Landscape Information
Originally part of the Snoqualmie Pass wagon road through the rural Evans Creek Valley, this route became part of the 3,300-mile-long transcontinental Yellowstone Trail completed in 1923. The dirt and gravel road was surveyed in 1901 to traverse a one and one-half-mile-long bottomland pass to redirect traffic from a steep and dangerous route between Redmond and Seattle. Local landowner James Mattson filed the petition with King County to have the road constructed and posted bond for the survey. The road remained gravel until 1913 when, responding to increased use, the County extended the road by an additional mile and repaved it with bricks brought from nearby Renton.
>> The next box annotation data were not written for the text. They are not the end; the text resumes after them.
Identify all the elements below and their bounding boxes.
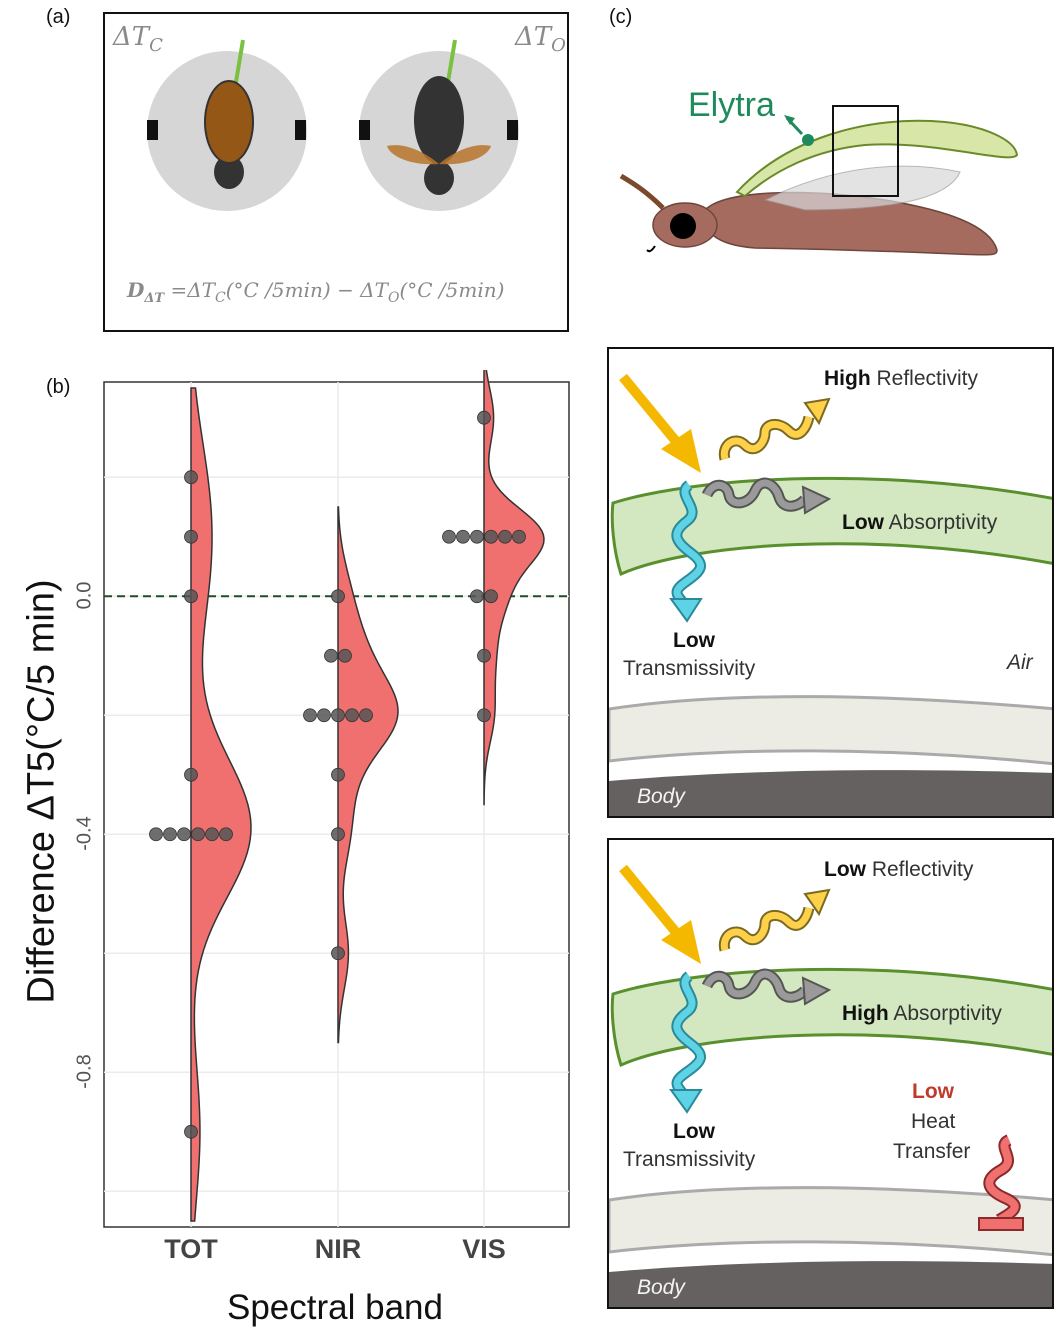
data-point-vis xyxy=(512,529,526,544)
data-point-tot xyxy=(205,827,219,842)
transmissivity-label: Transmissivity xyxy=(623,657,756,680)
data-point-tot xyxy=(184,589,198,604)
heat-label: Heat xyxy=(911,1110,956,1133)
y-tick-label: -0.4 xyxy=(73,816,96,851)
body-label: Body xyxy=(637,785,685,808)
data-point-tot xyxy=(184,470,198,485)
reflectivity-label: High Reflectivity xyxy=(824,367,979,390)
absorptivity-label: High Absorptivity xyxy=(842,1002,1002,1025)
panel-label-a: (a) xyxy=(46,6,71,28)
data-point-nir xyxy=(331,767,345,782)
data-point-nir xyxy=(331,708,345,723)
data-point-nir xyxy=(317,708,331,723)
data-point-tot xyxy=(184,529,198,544)
data-point-vis xyxy=(477,648,491,663)
y-tick-label: 0.0 xyxy=(73,581,96,610)
transmissivity-bold: Low xyxy=(673,1120,715,1143)
data-point-nir xyxy=(331,946,345,961)
density-nir xyxy=(337,506,399,1044)
transfer-label: Transfer xyxy=(893,1140,971,1163)
data-point-tot xyxy=(149,827,163,842)
x-tick-label: VIS xyxy=(462,1234,506,1264)
transmissivity-bold: Low xyxy=(673,629,715,652)
data-point-nir xyxy=(331,589,345,604)
data-point-nir xyxy=(359,708,373,723)
transmissivity-label: Transmissivity xyxy=(623,1148,756,1171)
delta-tc-label: ΔTC xyxy=(113,22,163,57)
heat-low-label: Low xyxy=(912,1080,954,1103)
detail-panel-top: High Reflectivity Low Absorptivity Low T… xyxy=(607,347,1054,818)
data-point-vis xyxy=(470,589,484,604)
x-axis-title: Spectral band xyxy=(227,1288,443,1327)
x-tick-label: NIR xyxy=(314,1234,362,1264)
density-tot xyxy=(190,387,252,1222)
absorptivity-label: Low Absorptivity xyxy=(842,511,998,534)
data-point-vis xyxy=(442,529,456,544)
data-point-vis xyxy=(484,529,498,544)
body-label: Body xyxy=(637,1276,685,1299)
data-point-tot xyxy=(177,827,191,842)
data-point-vis xyxy=(477,410,491,425)
data-point-nir xyxy=(331,827,345,842)
elytra-label: Elytra xyxy=(688,86,775,124)
air-label: Air xyxy=(1007,651,1033,674)
data-point-tot xyxy=(184,767,198,782)
zoom-box xyxy=(832,105,899,197)
data-point-vis xyxy=(484,589,498,604)
violin-dot-chart xyxy=(103,370,570,1228)
data-point-vis xyxy=(470,529,484,544)
data-point-tot xyxy=(219,827,233,842)
difference-formula: DΔT =ΔTC(°C /5min) − ΔTO(°C /5min) xyxy=(127,278,505,306)
data-point-vis xyxy=(477,708,491,723)
detail-panel-bottom: Low Reflectivity High Absorptivity Low T… xyxy=(607,838,1054,1309)
data-point-tot xyxy=(191,827,205,842)
data-point-nir xyxy=(303,708,317,723)
data-point-nir xyxy=(324,648,338,663)
y-tick-label: -0.8 xyxy=(73,1054,96,1090)
delta-to-label: ΔTO xyxy=(515,22,566,57)
data-point-vis xyxy=(456,529,470,544)
panel-a-box: ΔTC ΔTO DΔT =ΔTC(°C /5min) − ΔTO(°C /5m xyxy=(103,12,569,332)
data-point-nir xyxy=(345,708,359,723)
data-point-tot xyxy=(184,1124,198,1139)
panel-label-c: (c) xyxy=(609,6,633,28)
density-vis xyxy=(483,370,545,806)
data-point-nir xyxy=(338,648,352,663)
data-point-vis xyxy=(498,529,512,544)
reflectivity-label: Low Reflectivity xyxy=(824,858,974,881)
x-tick-label: TOT xyxy=(164,1234,218,1264)
beetle-illustrations xyxy=(147,39,519,211)
y-axis-title: Difference ΔT5(°C/5 min) xyxy=(20,579,63,1004)
data-point-tot xyxy=(163,827,177,842)
beetle-side-view xyxy=(619,105,1019,256)
panel-label-b: (b) xyxy=(46,376,71,398)
closed-elytra-beetle-icon xyxy=(147,39,307,211)
open-elytra-beetle-icon xyxy=(359,39,519,211)
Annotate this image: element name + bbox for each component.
Laid in a stretcher bond paving pattern by a professional bricklayer and local residents, the improved surface transformed the former wagon road into a major route used by local farmers, loggers, and transcontinental traffic.
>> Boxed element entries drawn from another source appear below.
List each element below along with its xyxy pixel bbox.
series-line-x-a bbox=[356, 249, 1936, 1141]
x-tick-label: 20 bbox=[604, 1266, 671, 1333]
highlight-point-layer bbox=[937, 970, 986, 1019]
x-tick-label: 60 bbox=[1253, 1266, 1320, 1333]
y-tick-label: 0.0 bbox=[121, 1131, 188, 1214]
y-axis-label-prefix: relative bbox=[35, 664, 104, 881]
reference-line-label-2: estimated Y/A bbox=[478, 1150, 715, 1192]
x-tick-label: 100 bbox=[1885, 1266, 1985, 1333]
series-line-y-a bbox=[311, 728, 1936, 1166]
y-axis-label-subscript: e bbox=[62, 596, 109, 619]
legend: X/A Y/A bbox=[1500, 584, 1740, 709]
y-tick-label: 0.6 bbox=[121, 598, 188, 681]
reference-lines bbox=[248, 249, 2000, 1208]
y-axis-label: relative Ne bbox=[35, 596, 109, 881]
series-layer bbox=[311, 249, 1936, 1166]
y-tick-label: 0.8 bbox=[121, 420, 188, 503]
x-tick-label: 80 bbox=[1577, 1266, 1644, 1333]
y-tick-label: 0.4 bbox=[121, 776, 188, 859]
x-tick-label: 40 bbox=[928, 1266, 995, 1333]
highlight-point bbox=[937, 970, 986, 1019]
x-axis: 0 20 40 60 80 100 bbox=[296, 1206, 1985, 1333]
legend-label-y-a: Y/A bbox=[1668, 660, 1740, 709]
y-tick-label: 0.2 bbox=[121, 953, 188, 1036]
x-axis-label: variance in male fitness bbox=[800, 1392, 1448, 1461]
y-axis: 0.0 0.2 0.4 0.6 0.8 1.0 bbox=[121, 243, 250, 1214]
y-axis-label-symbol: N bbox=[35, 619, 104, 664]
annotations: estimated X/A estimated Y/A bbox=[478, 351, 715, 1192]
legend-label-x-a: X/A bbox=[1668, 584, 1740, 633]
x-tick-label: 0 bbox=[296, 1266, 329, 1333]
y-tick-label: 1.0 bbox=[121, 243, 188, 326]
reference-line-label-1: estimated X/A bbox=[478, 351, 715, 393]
Primarily straight and running north-south through agricultural fields and woodlots, the brick section stretches between Union Hill Road and Redmond Fall City Road. One 90-degree bend known as Dead Man’s Curve at the intersection with Union Hill Road marks the location of an early automobile accident. Today, at just over one mile in length, the brick road is among the last remaining sections of the Yellowstone Trail to retain its historic character. The bumpy road preserves a track of broken brick along its western edge caused by a tractor with a spiked wheel in 1915. Listed on the National Register of Historic Places in 1974, King County restored much of the route in 1989.